オープン前日の報道内覧会では、今回の注目作品クロード・モネ作《ラ・ジャポネーズ(着物をまとうカミーユ・モネ)》(1876年制作)を一年以上かけて修復を行ったボストン美術館 西洋絵画修復室の修復師アイリーン・コネファル氏が、作品を前に、今回の修復の要点を解説くださいました。(詳しい内容は展覧会初日の講演会でお話しいただきました。)
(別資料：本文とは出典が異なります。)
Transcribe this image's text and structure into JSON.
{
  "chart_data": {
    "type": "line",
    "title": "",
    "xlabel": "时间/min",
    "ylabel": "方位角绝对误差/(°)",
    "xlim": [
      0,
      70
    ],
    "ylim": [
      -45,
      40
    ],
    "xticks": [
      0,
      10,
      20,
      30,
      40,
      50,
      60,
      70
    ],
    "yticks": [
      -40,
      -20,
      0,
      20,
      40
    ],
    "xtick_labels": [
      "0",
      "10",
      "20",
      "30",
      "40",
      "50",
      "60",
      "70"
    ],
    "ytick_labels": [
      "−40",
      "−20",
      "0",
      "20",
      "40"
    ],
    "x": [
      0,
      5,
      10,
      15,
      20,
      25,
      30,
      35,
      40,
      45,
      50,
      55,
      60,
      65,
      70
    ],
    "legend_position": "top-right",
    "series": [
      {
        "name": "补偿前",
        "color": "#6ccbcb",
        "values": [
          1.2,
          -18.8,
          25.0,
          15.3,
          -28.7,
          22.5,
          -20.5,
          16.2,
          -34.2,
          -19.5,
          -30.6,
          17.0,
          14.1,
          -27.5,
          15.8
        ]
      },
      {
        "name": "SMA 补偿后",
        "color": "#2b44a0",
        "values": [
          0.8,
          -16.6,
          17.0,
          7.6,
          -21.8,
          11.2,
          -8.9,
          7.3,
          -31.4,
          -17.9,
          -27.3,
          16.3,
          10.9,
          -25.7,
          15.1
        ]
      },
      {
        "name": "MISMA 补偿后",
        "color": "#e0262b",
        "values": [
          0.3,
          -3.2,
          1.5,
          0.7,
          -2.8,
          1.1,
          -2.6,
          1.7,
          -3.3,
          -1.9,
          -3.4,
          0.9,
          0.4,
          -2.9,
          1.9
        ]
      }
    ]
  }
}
今回の修復の目的はふたつ。一つは、着物に使われている赤い色の絵具のところどころに亀裂(きれつ)が生じていたため、絵の具が剥離(はくり)しないように補強を行ったこと。亀裂の原因は、使われた絵の具に澱粉が含まれていて、絵の具の組織が弱くなってしまったためと考えられています。そして、ふたつめは、作品の見た目を損なう原因となっている古いワニスや付着物を取り除くことでした。《ラ・ジャポネーズ》は、1972年にも大規模な修復が行われましたが、この時に施されたワニスが黄色く変色するなど、本来の作品の鑑賞に弊害が出たため、今回の修復でこの古いワニスを取り除きクリーニングすることになったのです。
アイリーン氏は、額装すると約3メートル近くもあるこの巨大な作品から、小さな綿棒の先を使い、時には、綿棒よりも更に細い刷毛によって古いワニスを慎重に除去する、気が遠くなるような作業を繰り返し行ったといいます。この地道な作業によって、見事、本来の美しい色彩はもちろん、モネの筆のタッチまでもが蘇えることになりました。本来の輝きを取り戻した《ラ・ジャポネーズ》、是非ご堪能ください。
なお、修復の詳細については、展覧会会場の映像や、公式ホームページ、カタログなどでもご紹介しています。